Shifting from the furthest future to the most immediate now, Constance Hockaday's social sculpture, to be performed off-site in the San Francisco Bay at a future date, uses President Franklin D. Roosevelt's fireside chats as a jumping-off point to acknowledge the latent, ambient frief felt throughout society today, and leverage it toward healing. The performance uses FDR's presidential yatch, the USS Potomac (permanently docked near Jack London Square in Oakland), to ”acknowledge the power that is built through social circumstances and perform inclusivity on a political stage.“
Finally, Carrie Hott thinks of the city as a structure of various disparate points and moments, and her installations frequently focus on light as a way to understand labor and power, both seen and unseen. Sunset on the Polygon (2018) takes as its starting point the US-Japan internet cable that lands at Point Arena, California, and the ways in which infrastructure – for instance the internet – can be both visible and invisible.

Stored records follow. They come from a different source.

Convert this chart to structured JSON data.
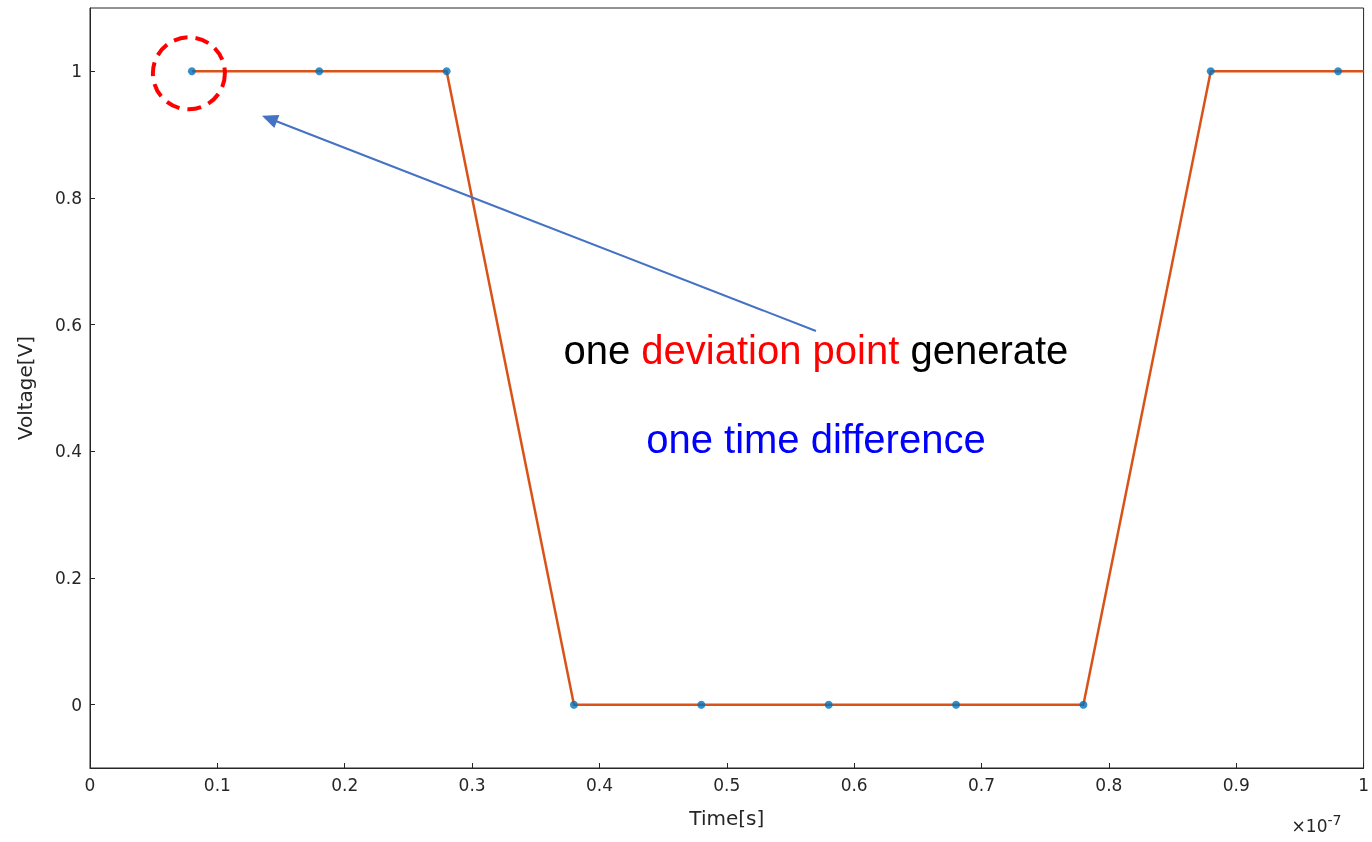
{
  "chart_data": {
    "type": "scatter",
    "xlabel": "Time[s]",
    "ylabel": "Voltage[V]",
    "xlim": [
      0,
      1
    ],
    "ylim": [
      -0.1,
      1.1
    ],
    "xticks": [
      0,
      0.1,
      0.2,
      0.3,
      0.4,
      0.5,
      0.6,
      0.7,
      0.8,
      0.9,
      1
    ],
    "yticks": [
      0,
      0.2,
      0.4,
      0.6,
      0.8,
      1
    ],
    "grid": false,
    "series": [
      {
        "marker": "circle",
        "color": "#0072bd",
        "x": [
          0.08,
          0.18,
          0.28,
          0.38,
          0.48,
          0.58,
          0.68,
          0.78,
          0.88,
          0.98
        ],
        "values": [
          1,
          1,
          1,
          0,
          0,
          0,
          0,
          0,
          1,
          1
        ]
      },
      {
        "type": "line",
        "marker": "none",
        "line_style": "solid",
        "color": "#d95319",
        "x": [
          0.08,
          0.18,
          0.28,
          0.38,
          0.48,
          0.58,
          0.68,
          0.78,
          0.88,
          0.98,
          1
        ],
        "values": [
          1,
          1,
          1,
          0,
          0,
          0,
          0,
          0,
          1,
          1,
          1
        ]
      }
    ],
    "annotations": [
      "one",
      "deviation point",
      "generate",
      "one time difference",
      "×10$^{-7}$"
    ]
  }
}
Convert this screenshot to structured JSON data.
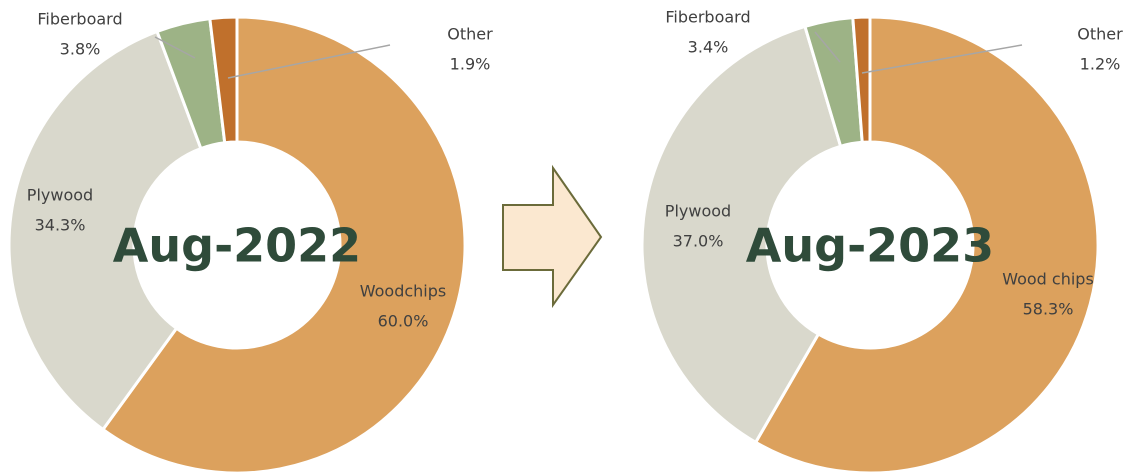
{
  "chart_data": [
    {
      "type": "pie",
      "title": "Aug-2022",
      "categories": [
        "Woodchips",
        "Plywood",
        "Fiberboard",
        "Other"
      ],
      "values": [
        60.0,
        34.3,
        3.8,
        1.9
      ],
      "value_labels": [
        "60.0%",
        "34.3%",
        "3.8%",
        "1.9%"
      ],
      "colors": [
        "#dca15d",
        "#d9d8cc",
        "#9db386",
        "#c0702c"
      ]
    },
    {
      "type": "pie",
      "title": "Aug-2023",
      "categories": [
        "Wood chips",
        "Plywood",
        "Fiberboard",
        "Other"
      ],
      "values": [
        58.3,
        37.0,
        3.4,
        1.2
      ],
      "value_labels": [
        "58.3%",
        "37.0%",
        "3.4%",
        "1.2%"
      ],
      "colors": [
        "#dca15d",
        "#d9d8cc",
        "#9db386",
        "#c0702c"
      ]
    }
  ]
}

A grouping of models on a table that gets wider and more chaotic as it approaches the wall prompts us to rethink regulative technologies (like the internet) that both pull us closer and push us further apart.
All these projects point to the ways in which artists are search for means to heal in a fraught time. Their varied methods – from reiki to ritual, video games, music, memorials, or investigation into familial and cultural heritages, the calling out of entrenched structural violence or a relishing of the everyday – show that we can still shape our future in positive ways by being present in the now.